Arthur Blank has built hundreds of Home Depot stores, but the impact of a more iconic structure—the Empire State Building—inspired the Queens native like no other project across the globe. “It was ahead of its time when it was built in 1930,” says Blank, “but it quickly became the heartbeat of the city.”
Blank’s intentions for the dazzlingly complex, $1.6-billion Mercedes-Benz Stadium were to create a similar cultural hive for downtown Atlanta, the heartbeat of an entertainment and parks district that would bolster its neighboring communities. An instant landmark, the stadium’s wing-like exterior sections (an allusion to falcons in flight), 16-story “window to the city,” immense video halo board, and ocular roof of eight translucent petals have certainly made a splash.

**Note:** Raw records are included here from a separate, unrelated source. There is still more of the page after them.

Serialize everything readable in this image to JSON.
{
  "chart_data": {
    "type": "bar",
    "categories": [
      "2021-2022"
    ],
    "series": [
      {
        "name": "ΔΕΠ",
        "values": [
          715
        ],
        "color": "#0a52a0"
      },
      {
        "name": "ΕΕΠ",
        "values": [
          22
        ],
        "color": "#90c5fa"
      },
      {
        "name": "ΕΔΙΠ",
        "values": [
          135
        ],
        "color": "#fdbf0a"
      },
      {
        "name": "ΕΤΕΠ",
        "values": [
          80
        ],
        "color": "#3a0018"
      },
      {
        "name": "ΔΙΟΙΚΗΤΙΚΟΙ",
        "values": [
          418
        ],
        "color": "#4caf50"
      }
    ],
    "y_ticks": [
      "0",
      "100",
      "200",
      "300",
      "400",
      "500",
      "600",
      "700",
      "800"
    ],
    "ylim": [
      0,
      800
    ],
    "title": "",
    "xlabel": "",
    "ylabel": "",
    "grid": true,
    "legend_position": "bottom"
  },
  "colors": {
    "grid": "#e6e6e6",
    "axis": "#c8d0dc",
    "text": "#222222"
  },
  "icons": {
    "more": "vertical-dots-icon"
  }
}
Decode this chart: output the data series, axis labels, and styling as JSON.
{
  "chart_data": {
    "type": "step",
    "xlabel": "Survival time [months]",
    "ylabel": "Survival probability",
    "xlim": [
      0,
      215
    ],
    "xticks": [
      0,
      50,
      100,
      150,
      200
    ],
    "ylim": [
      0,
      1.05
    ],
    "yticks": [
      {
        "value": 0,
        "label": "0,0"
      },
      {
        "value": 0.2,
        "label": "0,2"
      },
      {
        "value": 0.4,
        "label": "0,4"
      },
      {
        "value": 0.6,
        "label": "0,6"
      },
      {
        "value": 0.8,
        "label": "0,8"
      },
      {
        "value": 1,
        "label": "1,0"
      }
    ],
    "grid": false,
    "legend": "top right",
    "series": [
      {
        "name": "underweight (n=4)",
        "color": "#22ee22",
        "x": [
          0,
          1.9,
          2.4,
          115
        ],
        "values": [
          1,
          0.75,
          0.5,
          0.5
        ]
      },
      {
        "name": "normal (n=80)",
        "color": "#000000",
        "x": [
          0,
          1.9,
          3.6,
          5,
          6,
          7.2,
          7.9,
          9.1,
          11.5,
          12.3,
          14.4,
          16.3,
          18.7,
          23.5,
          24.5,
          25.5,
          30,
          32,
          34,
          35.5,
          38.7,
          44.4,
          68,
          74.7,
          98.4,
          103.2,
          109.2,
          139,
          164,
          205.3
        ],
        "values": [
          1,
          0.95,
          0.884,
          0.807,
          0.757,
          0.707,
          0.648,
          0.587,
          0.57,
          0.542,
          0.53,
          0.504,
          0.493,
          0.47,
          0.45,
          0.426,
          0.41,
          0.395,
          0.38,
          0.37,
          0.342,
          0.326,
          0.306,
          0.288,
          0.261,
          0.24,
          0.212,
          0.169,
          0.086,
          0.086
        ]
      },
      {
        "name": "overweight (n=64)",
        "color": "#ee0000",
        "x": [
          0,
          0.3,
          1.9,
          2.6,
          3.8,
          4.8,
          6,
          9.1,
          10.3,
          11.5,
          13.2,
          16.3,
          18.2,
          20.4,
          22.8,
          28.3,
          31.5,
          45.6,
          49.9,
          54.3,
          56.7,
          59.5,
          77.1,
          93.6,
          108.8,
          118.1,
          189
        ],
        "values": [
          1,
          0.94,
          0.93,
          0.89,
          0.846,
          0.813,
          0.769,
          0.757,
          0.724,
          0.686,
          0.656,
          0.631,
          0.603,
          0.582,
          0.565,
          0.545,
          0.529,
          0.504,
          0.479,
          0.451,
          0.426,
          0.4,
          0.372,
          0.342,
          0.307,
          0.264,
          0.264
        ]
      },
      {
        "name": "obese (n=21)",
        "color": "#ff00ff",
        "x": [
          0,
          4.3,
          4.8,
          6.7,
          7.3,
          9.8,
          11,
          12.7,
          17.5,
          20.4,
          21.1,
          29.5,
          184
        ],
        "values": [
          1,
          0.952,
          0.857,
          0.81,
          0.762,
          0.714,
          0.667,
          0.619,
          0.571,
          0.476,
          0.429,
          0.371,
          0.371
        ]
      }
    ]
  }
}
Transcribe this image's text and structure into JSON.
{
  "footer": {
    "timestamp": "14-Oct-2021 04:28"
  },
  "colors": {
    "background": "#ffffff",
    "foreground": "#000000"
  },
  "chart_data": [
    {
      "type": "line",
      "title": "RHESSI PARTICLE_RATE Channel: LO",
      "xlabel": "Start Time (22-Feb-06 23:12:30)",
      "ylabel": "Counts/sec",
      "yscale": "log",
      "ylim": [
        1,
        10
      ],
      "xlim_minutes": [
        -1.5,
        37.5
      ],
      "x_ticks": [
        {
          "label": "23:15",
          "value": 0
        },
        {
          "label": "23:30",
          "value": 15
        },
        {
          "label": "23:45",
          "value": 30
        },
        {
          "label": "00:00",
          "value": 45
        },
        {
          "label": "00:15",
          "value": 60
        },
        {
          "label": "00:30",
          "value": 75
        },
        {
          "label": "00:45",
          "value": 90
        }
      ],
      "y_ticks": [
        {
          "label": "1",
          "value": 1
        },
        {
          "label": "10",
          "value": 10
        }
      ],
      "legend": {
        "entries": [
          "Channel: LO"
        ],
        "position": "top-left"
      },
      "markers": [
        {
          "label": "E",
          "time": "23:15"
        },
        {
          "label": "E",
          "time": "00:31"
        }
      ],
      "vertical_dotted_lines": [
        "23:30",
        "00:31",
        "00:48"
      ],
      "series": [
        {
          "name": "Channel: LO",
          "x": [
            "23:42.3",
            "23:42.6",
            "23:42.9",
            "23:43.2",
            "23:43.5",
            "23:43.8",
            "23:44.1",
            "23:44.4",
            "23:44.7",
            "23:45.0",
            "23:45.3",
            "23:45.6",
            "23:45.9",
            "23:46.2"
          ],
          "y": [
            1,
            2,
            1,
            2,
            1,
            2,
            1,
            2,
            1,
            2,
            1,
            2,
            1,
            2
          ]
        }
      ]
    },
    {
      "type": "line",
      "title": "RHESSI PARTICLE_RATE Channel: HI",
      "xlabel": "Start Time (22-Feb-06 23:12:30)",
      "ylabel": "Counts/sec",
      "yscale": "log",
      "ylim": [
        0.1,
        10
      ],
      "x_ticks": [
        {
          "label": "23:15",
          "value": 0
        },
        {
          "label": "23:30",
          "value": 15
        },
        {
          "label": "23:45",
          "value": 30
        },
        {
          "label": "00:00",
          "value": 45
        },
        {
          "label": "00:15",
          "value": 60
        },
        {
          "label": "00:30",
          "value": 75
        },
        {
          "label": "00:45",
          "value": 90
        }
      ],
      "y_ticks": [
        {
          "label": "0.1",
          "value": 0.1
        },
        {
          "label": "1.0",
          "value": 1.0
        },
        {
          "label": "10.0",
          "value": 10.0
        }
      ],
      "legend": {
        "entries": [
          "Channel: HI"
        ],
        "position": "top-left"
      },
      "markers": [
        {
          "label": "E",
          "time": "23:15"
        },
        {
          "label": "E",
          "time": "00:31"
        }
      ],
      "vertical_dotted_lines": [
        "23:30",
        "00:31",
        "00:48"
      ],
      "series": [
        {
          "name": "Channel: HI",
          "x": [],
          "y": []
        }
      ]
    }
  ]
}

However, Blank says the most difficult—and important—challenge of designing the stadium was not enhancing the fan experience but addressing deep-rooted struggles in the communities next door. To provide opportunities for neighbors, the Blank Family Foundation and other local partners created a job training program called Westside Works, which had produced more than 500 graduates (with more than 200 helping build the stadium), representing about $11 million in wages by the time the stadium opened. “I’m personally most excited and encouraged by the progress we’re seeing in these communities,” Blank says.
Blank was also determined to reimagine the stadium experience at every level. If a proposed element reminded him or his team of any other professional venue, “we immediately crossed it off the list,” he says. Blank hopes the finished project will serve Atlanta as a hub and architectural inspiration for generations.